Pentaho

 View Only
  • 1.  Add Checksum output problem when changing Java or Pentaho version

    Posted 08-14-2022 06:18
    Hello, I have a problem with different MD5 hash output from Add Checksum. I use the md5 hash to find changes in data from source systems that I regularly load into my data warehouse. I am using old Pentaho version 6 and Java version 1.8.0_231, but I want to upgrade them to the newest version. After the update, just one of them, I get a lot of changed data rows (I have a very big DWH) because of md5 hash applied on the same data differ but values in rows did not change. What causes it and what is the best approach to do upgrade and do not load millions of "changed" rows?

    ------------------------------
    Adam Makara
    Systems Engineer
    DWH
    ------------------------------


  • 2.  RE: Add Checksum output problem when changing Java or Pentaho version

    Posted 08-14-2022 21:21

    Hi Adam

    I'd be very carefully checking that the data is coming through in exectaly the same way in the old install and the new.   If you are including floats in the data for the hash, then CPU/OS factors may vary slightly. You might try hashing a row after forcing them to definite values  and see if the difference still exists.

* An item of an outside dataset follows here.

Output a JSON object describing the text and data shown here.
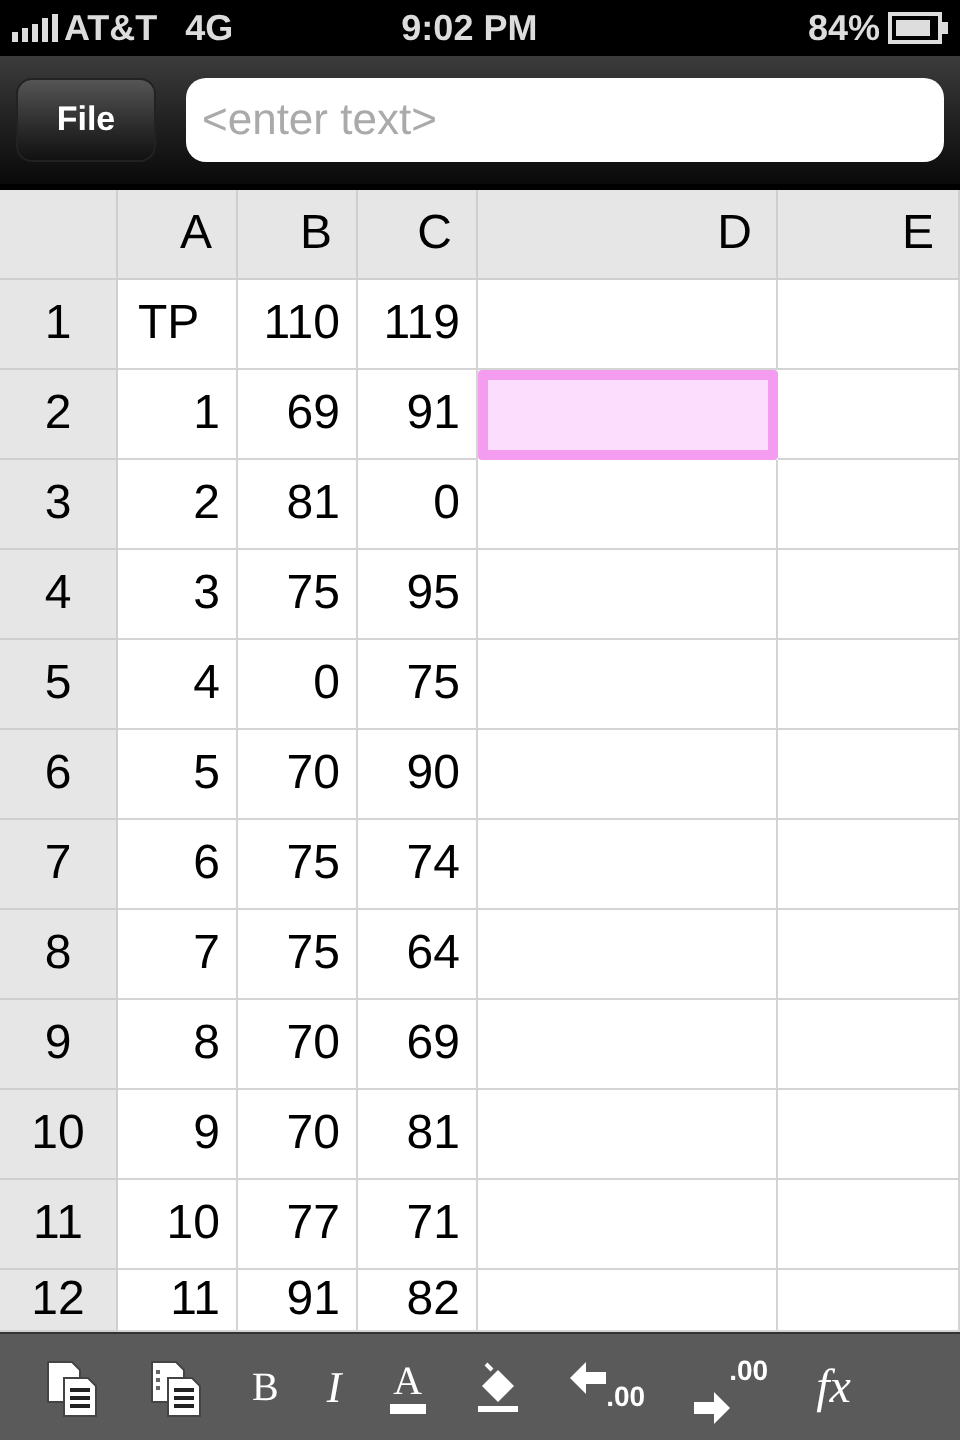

    ------------------------------
    Andrew Cave
    Systems Engineer
    BizCubed Pty Ltd
    Australia
    ------------------------------



  • 3.  RE: Add Checksum output problem when changing Java or Pentaho version

    Posted 08-15-2022 09:57

    I have exactly the same issue, but with SHA-256. It happens when using version 9.3, so I decided not to update and stay with 9.2 for now.

    Step: Add a checksum
    Type: SHA-256
    ResultType: Hexadecimal
    Field Separator: -
    Number of fields: 7

    Same as Adam, I have a table with about 6M records. My incoming data doesn't contain a UID, so I use the checksum to calculate one.



    ------------------------------
    Gert Wieland
    Application Services Manager
    UHN
    ------------------------------



  • 4.  RE: Add Checksum output problem when changing Java or Pentaho version

    Posted 02-01-2024 05:39
    Hey Adam, I feel your pain with the MD5 hash chaos. When you tinker with Java or Pentaho versions, it messes with how MD5 calculates, causing unnecessary changes in your data warehouse. I upgraded too and faced the same hash head-scratcher.
     
    Here's what worked for me: Add a checksum column before the upgrade, populate it, then do the upgrade dance. Post-upgrade, compare the new checksum with the old MD5. If they mismatch, there's your culprit.
     
    Also, check if there are any algorithm changes in the newer Java version affecting MD5. Pentaho upgrades might mess with hashing, so test on a smaller dataset first.
     
    Lastly, consider using a more robust hashing method like SHA-256. It's a bit heavier, but it might save you from these MD5 headaches in the future.
     
    Happy hashing, let me know.


    ------------------------------
    Valeri Bakop
    Others
    Freelance
    ------------------------------